Bot Traffic as any other

Website on the Internet.

As we continue to observe career site data across a spectrum that includes social media sites, job boards (large and small), and even niche-specific sites – we have discovered that they all are as susceptible to bot traffic as the general Internet. Our studies have found that 13% to 40% of what is known in the recruitment environment as “views-clicks-responses” are in all actuality – bogus.

And to my surprise – HR departments of some of the largest and most prestigious companies in the world are either unaware of “phantom” candidate traffic; are utilizing reports directly “from the source” that have not been properly filtered; or are combining direct-source reports in such a way that calculating and comparing simple trends or performance metrics across multiple boards is totally unreliable.

Recommendations for the future.

Confirm from your data source that they have “properly” filtered out bots from their reporting.
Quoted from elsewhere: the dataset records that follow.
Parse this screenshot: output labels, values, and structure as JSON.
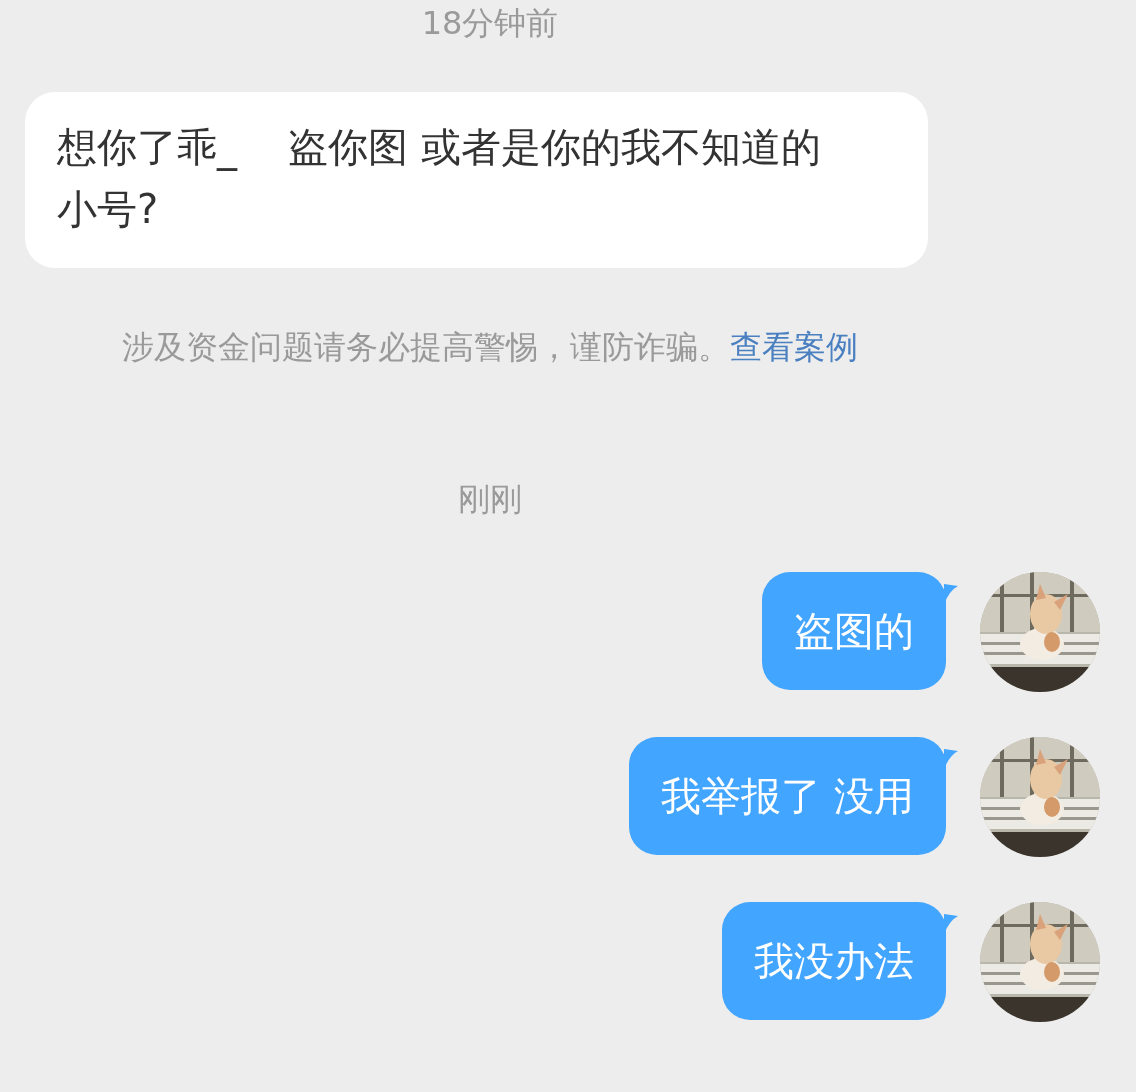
{
  "messages": [
    {
      "kind": "timestamp",
      "text": "18分钟前"
    },
    {
      "kind": "incoming",
      "text": "想你了乖_    盗你图 或者是你的我不知道的小号?"
    },
    {
      "kind": "notice",
      "text": "涉及资金问题请务必提高警惕，谨防诈骗。",
      "link": "查看案例"
    },
    {
      "kind": "timestamp",
      "text": "刚刚"
    },
    {
      "kind": "outgoing",
      "text": "盗图的"
    },
    {
      "kind": "outgoing",
      "text": "我举报了 没用"
    },
    {
      "kind": "outgoing",
      "text": "我没办法"
    }
  ]
}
This would include companies who report real-time candidate views and clicks in a dashboard on each published job posting.

If you are relying on “direct source” data (data provided directly from the job boards) contact their IT department and ask specifically what they are doing to eliminate bot traffic. Be aware that there are many job boards that are totally unaware that bot and spider traffic exists on their site.
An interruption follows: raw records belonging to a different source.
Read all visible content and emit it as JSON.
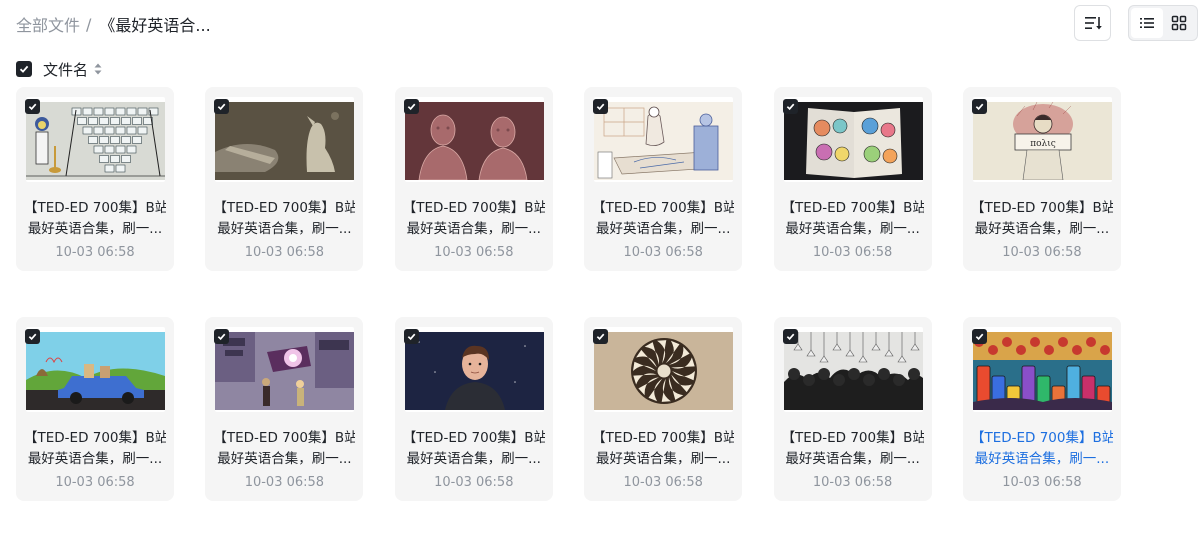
{
  "breadcrumb": {
    "root": "全部文件",
    "separator": "/",
    "current": "《最好英语合..."
  },
  "toolbar": {
    "sort_icon": "sort-icon",
    "list_icon": "list-view-icon",
    "grid_icon": "grid-view-icon"
  },
  "list_header": {
    "column_label": "文件名"
  },
  "colors": {
    "checkbox": "#1f2329",
    "selected_text": "#1d6fe0",
    "card_bg": "#f5f5f5",
    "muted": "#8f959e"
  },
  "files": [
    {
      "title_line1": "【TED-ED 700集】B站",
      "title_line2": "最好英语合集，刷一...",
      "date": "10-03 06:58",
      "thumb": "grey-lab-pyramid"
    },
    {
      "title_line1": "【TED-ED 700集】B站",
      "title_line2": "最好英语合集，刷一...",
      "date": "10-03 06:58",
      "thumb": "brown-cave-hound"
    },
    {
      "title_line1": "【TED-ED 700集】B站",
      "title_line2": "最好英语合集，刷一...",
      "date": "10-03 06:58",
      "thumb": "red-twin-busts"
    },
    {
      "title_line1": "【TED-ED 700集】B站",
      "title_line2": "最好英语合集，刷一...",
      "date": "10-03 06:58",
      "thumb": "sketch-blueprint-people"
    },
    {
      "title_line1": "【TED-ED 700集】B站",
      "title_line2": "最好英语合集，刷一...",
      "date": "10-03 06:58",
      "thumb": "dark-book-faces"
    },
    {
      "title_line1": "【TED-ED 700集】B站",
      "title_line2": "最好英语合集，刷一...",
      "date": "10-03 06:58",
      "thumb": "beige-sign-figure"
    },
    {
      "title_line1": "【TED-ED 700集】B站",
      "title_line2": "最好英语合集，刷一...",
      "date": "10-03 06:58",
      "thumb": "blue-car-hills"
    },
    {
      "title_line1": "【TED-ED 700集】B站",
      "title_line2": "最好英语合集，刷一...",
      "date": "10-03 06:58",
      "thumb": "purple-neon-city"
    },
    {
      "title_line1": "【TED-ED 700集】B站",
      "title_line2": "最好英语合集，刷一...",
      "date": "10-03 06:58",
      "thumb": "night-portrait-boy"
    },
    {
      "title_line1": "【TED-ED 700集】B站",
      "title_line2": "最好英语合集，刷一...",
      "date": "10-03 06:58",
      "thumb": "tan-spiral-wheel"
    },
    {
      "title_line1": "【TED-ED 700集】B站",
      "title_line2": "最好英语合集，刷一...",
      "date": "10-03 06:58",
      "thumb": "bw-crowd-lamps"
    },
    {
      "title_line1": "【TED-ED 700集】B站",
      "title_line2": "最好英语合集，刷一...",
      "date": "10-03 06:58",
      "thumb": "colorful-cans-crowd",
      "selected": true
    }
  ]
}
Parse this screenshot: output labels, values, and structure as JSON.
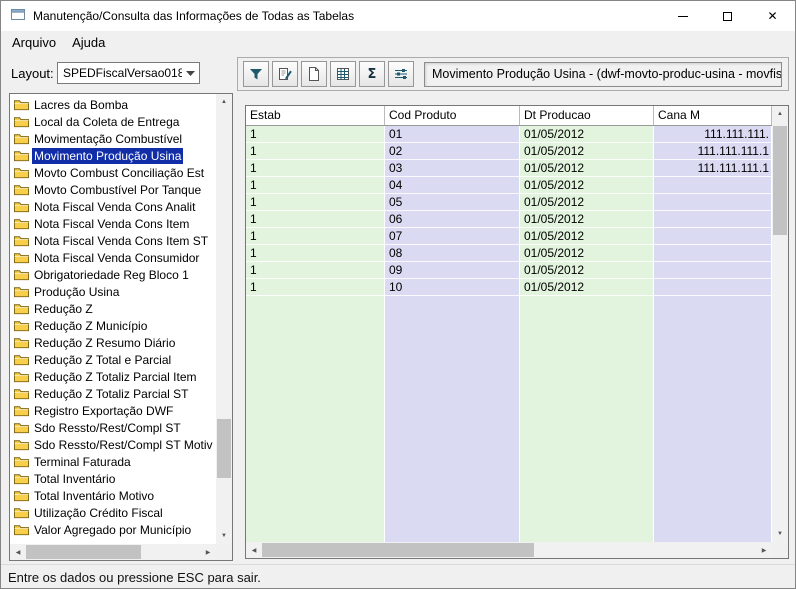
{
  "window": {
    "title": "Manutenção/Consulta das Informações de Todas as Tabelas"
  },
  "menu": {
    "items": [
      {
        "label": "Arquivo"
      },
      {
        "label": "Ajuda"
      }
    ]
  },
  "layout_bar": {
    "label": "Layout:",
    "selected": "SPEDFiscalVersao018"
  },
  "tree": {
    "items": [
      {
        "label": "Lacres da Bomba"
      },
      {
        "label": "Local da Coleta de Entrega"
      },
      {
        "label": "Movimentação Combustível"
      },
      {
        "label": "Movimento Produção Usina",
        "selected": true
      },
      {
        "label": "Movto Combust Conciliação Est"
      },
      {
        "label": "Movto Combustível Por Tanque"
      },
      {
        "label": "Nota Fiscal Venda Cons Analit"
      },
      {
        "label": "Nota Fiscal Venda Cons Item"
      },
      {
        "label": "Nota Fiscal Venda Cons Item ST"
      },
      {
        "label": "Nota Fiscal Venda Consumidor"
      },
      {
        "label": "Obrigatoriedade Reg Bloco 1"
      },
      {
        "label": "Produção Usina"
      },
      {
        "label": "Redução Z"
      },
      {
        "label": "Redução Z Município"
      },
      {
        "label": "Redução Z Resumo Diário"
      },
      {
        "label": "Redução Z Total e Parcial"
      },
      {
        "label": "Redução Z Totaliz Parcial Item"
      },
      {
        "label": "Redução Z Totaliz Parcial ST"
      },
      {
        "label": "Registro Exportação DWF"
      },
      {
        "label": "Sdo Ressto/Rest/Compl ST"
      },
      {
        "label": "Sdo Ressto/Rest/Compl ST Motiv"
      },
      {
        "label": "Terminal Faturada"
      },
      {
        "label": "Total Inventário"
      },
      {
        "label": "Total Inventário Motivo"
      },
      {
        "label": "Utilização Crédito Fiscal"
      },
      {
        "label": "Valor Agregado por Município"
      }
    ]
  },
  "toolbar": {
    "buttons": [
      {
        "name": "filter",
        "icon": "filter-icon"
      },
      {
        "name": "edit",
        "icon": "edit-icon"
      },
      {
        "name": "new-document",
        "icon": "document-icon"
      },
      {
        "name": "spreadsheet",
        "icon": "spreadsheet-icon"
      },
      {
        "name": "sum",
        "icon": "sigma-icon"
      },
      {
        "name": "adjust",
        "icon": "sliders-icon"
      }
    ],
    "context_label": "Movimento Produção Usina - (dwf-movto-produc-usina - movfis)"
  },
  "grid": {
    "columns": [
      "Estab",
      "Cod Produto",
      "Dt Producao",
      "Cana M"
    ],
    "rows": [
      [
        "1",
        "01",
        "01/05/2012",
        "111.111.111."
      ],
      [
        "1",
        "02",
        "01/05/2012",
        "111.111.111.1"
      ],
      [
        "1",
        "03",
        "01/05/2012",
        "111.111.111.1"
      ],
      [
        "1",
        "04",
        "01/05/2012",
        ""
      ],
      [
        "1",
        "05",
        "01/05/2012",
        ""
      ],
      [
        "1",
        "06",
        "01/05/2012",
        ""
      ],
      [
        "1",
        "07",
        "01/05/2012",
        ""
      ],
      [
        "1",
        "08",
        "01/05/2012",
        ""
      ],
      [
        "1",
        "09",
        "01/05/2012",
        ""
      ],
      [
        "1",
        "10",
        "01/05/2012",
        ""
      ]
    ]
  },
  "status_bar": {
    "text": "Entre os dados ou pressione ESC para sair."
  },
  "colors": {
    "selection": "#112ea8",
    "grid_green": "#e2f3de",
    "grid_lavender": "#dadaf3",
    "icon": "#1d5a6e",
    "folder_yellow": "#f7cf4b"
  }
}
If you have been given a dashboard to review job board performance the same above questions apply. Pretty graphs and charts mean nothing without the proper data to back it up.

Be careful of companies that rely on candidates clicking a box in the job posting area saying they are not a robot. One app, Google’s Recapcha, is a good start, however, we have found that candidates are simply unreliable when it comes to this type of self-identification.
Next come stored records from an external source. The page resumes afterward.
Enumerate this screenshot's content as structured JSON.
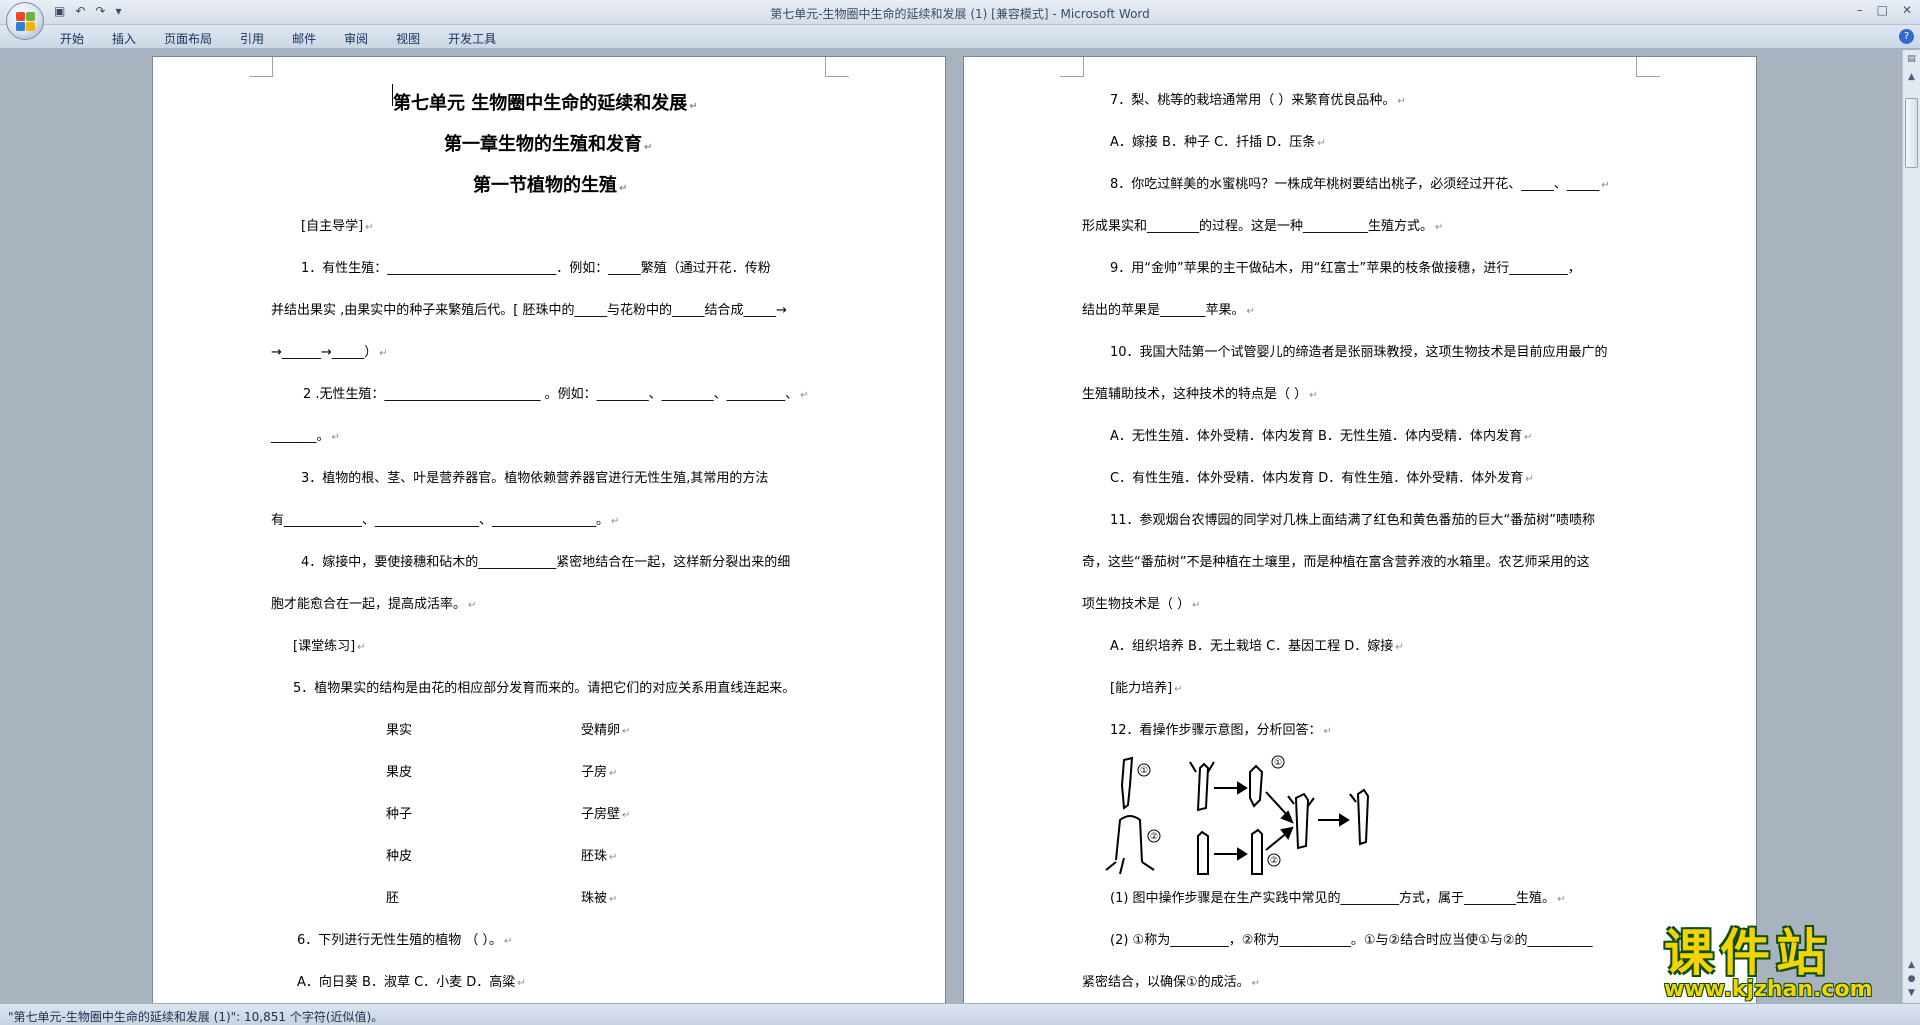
{
  "window": {
    "title": "第七单元-生物圈中生命的延续和发展 (1) [兼容模式] - Microsoft Word",
    "quick_access": [
      "save-icon",
      "undo-icon",
      "redo-icon",
      "customize-icon"
    ],
    "controls": [
      "minimize-icon",
      "maximize-icon",
      "close-icon"
    ]
  },
  "ribbon": {
    "tabs": [
      "开始",
      "插入",
      "页面布局",
      "引用",
      "邮件",
      "审阅",
      "视图",
      "开发工具"
    ],
    "help": "?"
  },
  "left_page": {
    "lines": [
      "第七单元  生物圈中生命的延续和发展",
      "第一章生物的生殖和发育",
      "第一节植物的生殖",
      "[自主导学]",
      "1．有性生殖：__________________________．例如：_____繁殖（通过开花．传粉",
      "并结出果实 ,由果实中的种子来繁殖后代。[ 胚珠中的_____与花粉中的_____结合成_____→",
      "→______→_____）",
      "2 .无性生殖：________________________ 。例如：________、________、_________、",
      "_______。",
      "3．植物的根、茎、叶是营养器官。植物依赖营养器官进行无性生殖,其常用的方法",
      "有____________、________________、________________。",
      "4．嫁接中，要使接穗和砧木的____________紧密地结合在一起，这样新分裂出来的细",
      "胞才能愈合在一起，提高成活率。",
      "[课堂练习]",
      "5．植物果实的结构是由花的相应部分发育而来的。请把它们的对应关系用直线连起来。",
      "6．下列进行无性生殖的植物 （        ）。",
      "A．向日葵            B．淑草           C．小麦             D．高粱"
    ],
    "match_left": [
      "果实",
      "果皮",
      "种子",
      "种皮",
      "胚"
    ],
    "match_right": [
      "受精卵",
      "子房",
      "子房壁",
      "胚珠",
      "珠被"
    ]
  },
  "right_page": {
    "lines": [
      "7．梨、桃等的栽培通常用（        ）来繁育优良品种。",
      "A．嫁接              B．种子          C．扦插            D．压条",
      "8．你吃过鲜美的水蜜桃吗？一株成年桃树要结出桃子，必须经过开花、_____、_____",
      "形成果实和________的过程。这是一种__________生殖方式。",
      "9．用“金帅”苹果的主干做砧木，用“红富士”苹果的枝条做接穗，进行_________，",
      "结出的苹果是_______苹果。",
      "10．我国大陆第一个试管婴儿的缔造者是张丽珠教授，这项生物技术是目前应用最广的",
      "生殖辅助技术，这种技术的特点是（        ）",
      "A．无性生殖．体外受精．体内发育   B．无性生殖．体内受精．体内发育",
      "C．有性生殖．体外受精．体内发育   D．有性生殖．体外受精．体外发育",
      "11．参观烟台农博园的同学对几株上面结满了红色和黄色番茄的巨大“番茄树”啧啧称",
      "奇，这些“番茄树”不是种植在土壤里，而是种植在富含营养液的水箱里。农艺师采用的这",
      "项生物技术是（        ）",
      "A．组织培养   B．无土栽培   C．基因工程   D．嫁接",
      "[能力培养]",
      "12．看操作步骤示意图，分析回答：",
      "(1) 图中操作步骤是在生产实践中常见的_________方式，属于________生殖。",
      "(2) ①称为_________，②称为___________。①与②结合时应当使①与②的__________",
      "紧密结合，以确保①的成活。"
    ],
    "diagram_labels": [
      "①",
      "②",
      "①",
      "②"
    ]
  },
  "status": {
    "text": "\"第七单元-生物圈中生命的延续和发展 (1)\": 10,851 个字符(近似值)。"
  },
  "watermark": {
    "cn": "课件站",
    "en": "www.kjzhan.com"
  }
}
If you are utilizing your own data reporting there is a simple way to identify bot traffic. In the case of Google Analytics, look for spikes in traffic coming from a single ISP domain. If that is the case you can create your own filter to exclude future hits from that specific location.

Bottom line – HR data, especially as it relates to job talent advertising, is, and will be, a key factor in determining your company’s spending budget – plain and simple. Anecdotal data (if you want to call it that) is old-school. Your reports should reflect a true and accurate accounting of your job performances.